Die Vollzugsordnung für Haftanstalten ist sehr raffiniert aufgebaut. Anstatt die Dinge aufzulisten, deren Besitz einem Gefangenen verboten ist, werden jene Dinge aufgelistet, die er besitzen darf. Entsprechend ist alles andere verboten. Und bei Besitz von Dingen, die nicht gelistet sind, kann man im Strafisolator landen.

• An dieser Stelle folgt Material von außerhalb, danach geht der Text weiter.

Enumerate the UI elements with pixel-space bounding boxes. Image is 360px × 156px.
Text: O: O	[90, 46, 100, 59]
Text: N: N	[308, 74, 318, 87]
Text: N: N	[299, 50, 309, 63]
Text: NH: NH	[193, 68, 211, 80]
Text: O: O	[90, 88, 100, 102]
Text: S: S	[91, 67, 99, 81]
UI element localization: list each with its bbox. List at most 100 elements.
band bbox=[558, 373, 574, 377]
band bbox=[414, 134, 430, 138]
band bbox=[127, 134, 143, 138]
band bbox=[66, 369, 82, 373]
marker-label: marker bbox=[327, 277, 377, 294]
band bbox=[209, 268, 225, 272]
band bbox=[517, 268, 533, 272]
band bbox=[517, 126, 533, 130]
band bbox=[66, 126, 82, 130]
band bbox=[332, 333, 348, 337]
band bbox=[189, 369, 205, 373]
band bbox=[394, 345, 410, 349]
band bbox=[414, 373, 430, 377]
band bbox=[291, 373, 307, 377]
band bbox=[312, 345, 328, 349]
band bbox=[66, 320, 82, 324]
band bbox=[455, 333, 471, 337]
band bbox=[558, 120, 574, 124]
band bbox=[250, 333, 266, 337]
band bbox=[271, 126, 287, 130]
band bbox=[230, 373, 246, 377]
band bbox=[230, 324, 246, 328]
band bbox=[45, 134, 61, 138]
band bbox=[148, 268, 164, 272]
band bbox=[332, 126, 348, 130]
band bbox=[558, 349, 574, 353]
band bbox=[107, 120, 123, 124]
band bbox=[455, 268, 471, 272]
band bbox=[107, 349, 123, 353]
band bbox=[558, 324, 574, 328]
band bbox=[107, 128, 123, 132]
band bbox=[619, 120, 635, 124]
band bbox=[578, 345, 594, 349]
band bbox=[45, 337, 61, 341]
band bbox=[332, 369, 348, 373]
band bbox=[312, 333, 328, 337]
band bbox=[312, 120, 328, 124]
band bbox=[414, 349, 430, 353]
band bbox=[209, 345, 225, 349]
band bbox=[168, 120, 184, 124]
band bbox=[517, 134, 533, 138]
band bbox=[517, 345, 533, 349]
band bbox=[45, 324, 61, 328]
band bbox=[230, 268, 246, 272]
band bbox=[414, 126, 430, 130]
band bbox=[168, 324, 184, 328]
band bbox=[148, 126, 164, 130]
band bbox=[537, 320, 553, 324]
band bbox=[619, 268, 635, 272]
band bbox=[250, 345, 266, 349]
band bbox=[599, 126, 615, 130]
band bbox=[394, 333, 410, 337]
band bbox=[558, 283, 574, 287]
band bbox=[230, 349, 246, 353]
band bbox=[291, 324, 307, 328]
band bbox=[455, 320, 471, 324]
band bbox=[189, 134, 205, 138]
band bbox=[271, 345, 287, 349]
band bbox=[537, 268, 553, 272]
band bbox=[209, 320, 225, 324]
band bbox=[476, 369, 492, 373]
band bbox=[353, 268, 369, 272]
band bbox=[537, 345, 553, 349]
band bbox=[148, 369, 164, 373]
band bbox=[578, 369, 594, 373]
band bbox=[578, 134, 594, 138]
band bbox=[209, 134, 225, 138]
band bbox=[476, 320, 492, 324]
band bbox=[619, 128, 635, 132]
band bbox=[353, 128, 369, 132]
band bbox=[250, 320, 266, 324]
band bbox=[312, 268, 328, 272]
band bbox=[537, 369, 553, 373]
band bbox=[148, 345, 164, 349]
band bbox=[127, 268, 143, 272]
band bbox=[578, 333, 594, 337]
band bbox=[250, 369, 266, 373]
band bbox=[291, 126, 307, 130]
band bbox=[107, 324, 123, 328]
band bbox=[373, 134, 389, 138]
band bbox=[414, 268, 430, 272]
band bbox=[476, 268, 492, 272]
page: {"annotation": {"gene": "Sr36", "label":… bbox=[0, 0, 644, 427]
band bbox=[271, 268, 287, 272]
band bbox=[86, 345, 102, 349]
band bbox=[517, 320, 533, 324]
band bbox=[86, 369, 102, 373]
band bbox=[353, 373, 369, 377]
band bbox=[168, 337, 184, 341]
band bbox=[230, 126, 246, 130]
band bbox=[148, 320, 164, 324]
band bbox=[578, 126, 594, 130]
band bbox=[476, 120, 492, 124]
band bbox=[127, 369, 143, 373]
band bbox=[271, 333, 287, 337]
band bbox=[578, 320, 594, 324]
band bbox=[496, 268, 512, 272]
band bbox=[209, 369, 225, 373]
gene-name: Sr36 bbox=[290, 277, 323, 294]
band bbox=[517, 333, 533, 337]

Zu sagen, die aufgelisteten, erlaubten Gegenstände wären für ein normales, würdiges Leben nicht ausreichend, insbesondere für Gefangene mit langen Haftstrafen, ist eine gnadenlose Untertreibung. Eine Kleinigkeit als Beispiel: Jeder Gefangene, der sich auf dem Lagergelände bewegt, ist verpflichtet eine Gefangenenuniform zu tragen. Doch die Uniform muss von Zeit zu Zeit gewaschen werden. Und wenn du sie gewaschen hast, muss sie trocknen. Und was kannst du dann anziehen, wenn du in die Kantine, zur Arbeit oder einfach nur zu einem Spaziergang im kleinen Hof der Baracke gehst? Dann bleibt nur noch ein Trainingsanzug. Doch hier wird es paradox: Wenn du einen Trainingsanzug anziehst, ist das ein „Verstoß gegen die Uniformordnung“. Dafür kannst du ein Verstoßprotokoll kassieren und in den Strafisolator wandern. Und es interessiert niemanden, dass deine Uniform gerade gewaschen ist und nass auf der Leine hängt. Aber sie nicht zu waschen, das geht auch nicht. Wirst du in einer dreckigen Uniform gesehen, kann es auch ein Verstoßprotokoll geben, denn die Vollzugsordnung besagt, dass „ein Gefangener ein sauberes und akkurates Erscheinungsbild haben“ muss. Und so tun die Häftlinge alles, was sie können, um sich sauber zu halten und nicht im Strafisolator zu landen: Die einen verstecken sich auf dem Weg in die Kantine in der Kolonne der Gefangenen, damit die Aufseher sie nicht erwischen, andere bitten ihre Mithäftlinge und leihen bei ihnen die Uniform aus. Übrigens: Der Besitz von zwei Uniformen ist ebenfalls verboten und sollte das zweite Exemplar beim Filzen gefunden werden, wird es konfisziert und ein Verstoßprotokoll verschafft neue Perspektiven, in der Strafzelle zu landen. Dieses Problem, was man denn anziehen soll, wenn man seine Uniform gewaschen hat, ist schon Jahre alt, aber niemand, von den Chefs der Kolonieabteilungen bis zur Leitung der Abteilung für Strafvollzug, schert sich um die Unannehmlichkeiten des Lebens irgendwelcher Häftlinge. Es ist einfacher, jedes Jahr zehn, zwanzig oder dreißig Gefangene in den Strafisolator zu stecken, als einen oder zwei Sätze in der Vollzugsordnung zu ändern.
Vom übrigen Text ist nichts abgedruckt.